The main advantage of this approach is that it helps (far more than a sterile dot-point plan) to identify where the slack or boring bits of the story might be. It makes fixing those much easier than doing a structural edit after the fact – 100 words of outline is a lot easier to fix than two chapters of misconceived fiction. And because it’s a relatively easy commitment to write two or three pages of outline, I don’t feel any anxiety about ideas that aren’t working yet. I can just put them on hold and turn my attention to something else, tinkering with the outline when I get a new idea or figure out a fix to a problem.

So far it’s working. Whenever I sit down for a writing session I can glance at the story beats and know exactly what I have to write. That helps me to cut through my usual procrastination rituals and get straight to writing. Writing the story beats out beforehand satisfies my inclination as a pantser/discovery writer, by letting me explore the idea and tell the story without committing to five or ten or ninety thousand words first. At the same time, a loosely sketched-out outline with which I have told the story to myself leaves plenty of room for discovering the tone and the characters and the smaller nuances of the piece. It seems to hit the right balance for me.

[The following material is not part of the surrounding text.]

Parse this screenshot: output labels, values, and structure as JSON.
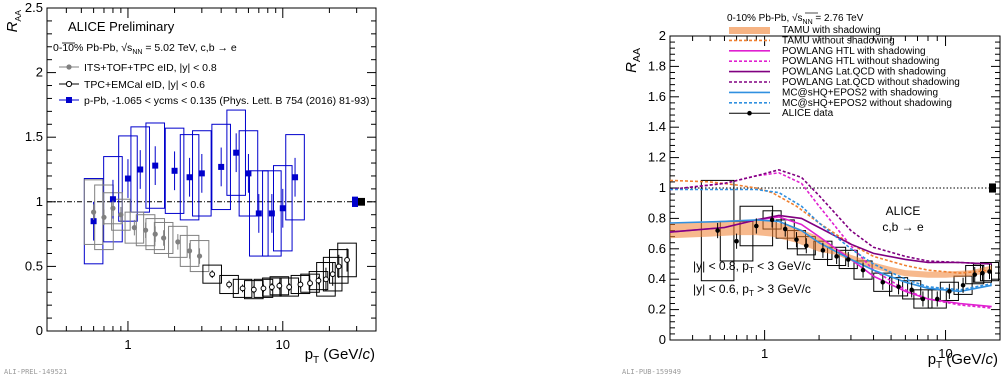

It’s a method I aim to experiment with more. I have a rough idea for a three-novel science fiction adventure that I plan to develop using story beats. Unless I have another idea that jumps the queue in the meantime, I’ll probably make that the next project in the pipeline, starting with developing the characters and figuring out the story beats, and then (if and when I have the energy) seeing how long it takes to turn that into an actual story.

…probably a long time though.


  1. Can you tell me more about your three-novel science fiction adventure so I can start in on some concept art for the inevitable Broadway musical adaptation? *looks hopeful*

    Comment by Dr Clam — May 11, 2014 @ 9:23 am

  2. When I write the story beats, I’ll send ’em to you for critique/ripping to pieces/kindling.

    Comment by lexifab — May 11, 2014 @ 1:11 pm

  3. Woot! Gysin-style cut-ups of Lexifab story beats read out loud to an 11 images per second montage of the results of a Google image Search on: “Gysin-style cut-ups of Lexifab story beats read out loud to an 11 images per second montage of the results of a Google image Search on” coming up. 2015 will be nifty-keen!

    Comment by Dr Clam — May 11, 2014 @ 8:29 pm

  4. You realise, of course, that I was forced to Google Gysin just to understand this joke?

    Comment by lexifab — May 11, 2014 @ 8:46 pm

  5. This Blog is nowhere near neglected. Your new job plan seems quite smooth compared to mine. I don’t really have an exit strategy to my job which doesn’t pay, causes me stress, anxiety, depression – I’ve got the worst boss imaginable but he won’t let me quit, won’t fire me and refuses to train me and won’t let me out of his sight. My only chance of escaping is if he folds, but I wouldn’t wish that upon even him….

    Where are the short stories and stuff? I have a great admiration for those that can write fiction. When I try, it feels like I am just lying.

    Comment by Marco — May 13, 2014 @ 4:39 pm

  6. Hi Marco. I honestly have no idea how anyone manages, running a small business. Though conceivably I will get to find out sooner or later. As for your boss, I suggest you try to get on his good side – maybe butter him up with a nice bottle of wine or something. I bet he likes treats.

    (I started answering the question about the short stories, then I realised I should just do that as a separate blog post, so thanks for the prompt).

    About writing: You say “it feels like I am just lying”. I say, yes, that’s what fiction is, so don’t let that feeling stop you. Hmm, maybe I should do a blog post about how I feel about that idea as well.

    Comment by lexifab — May 14, 2014 @ 3:17 pm

  7. How are them there story beats coming along?

    Comment by Chris — September 16, 2014 @ 2:16 pm

  8. A bit slowly. I come back to them and tinker with the breakdown of my planned novel every so often but it’s not a priority while I’m concentrating on short stories. But I do use them – when I’m finished editing my current WIP I have an I-don’t-have-the-slightest-idea-where-this-is-going story that I will probably develop through beating an outline.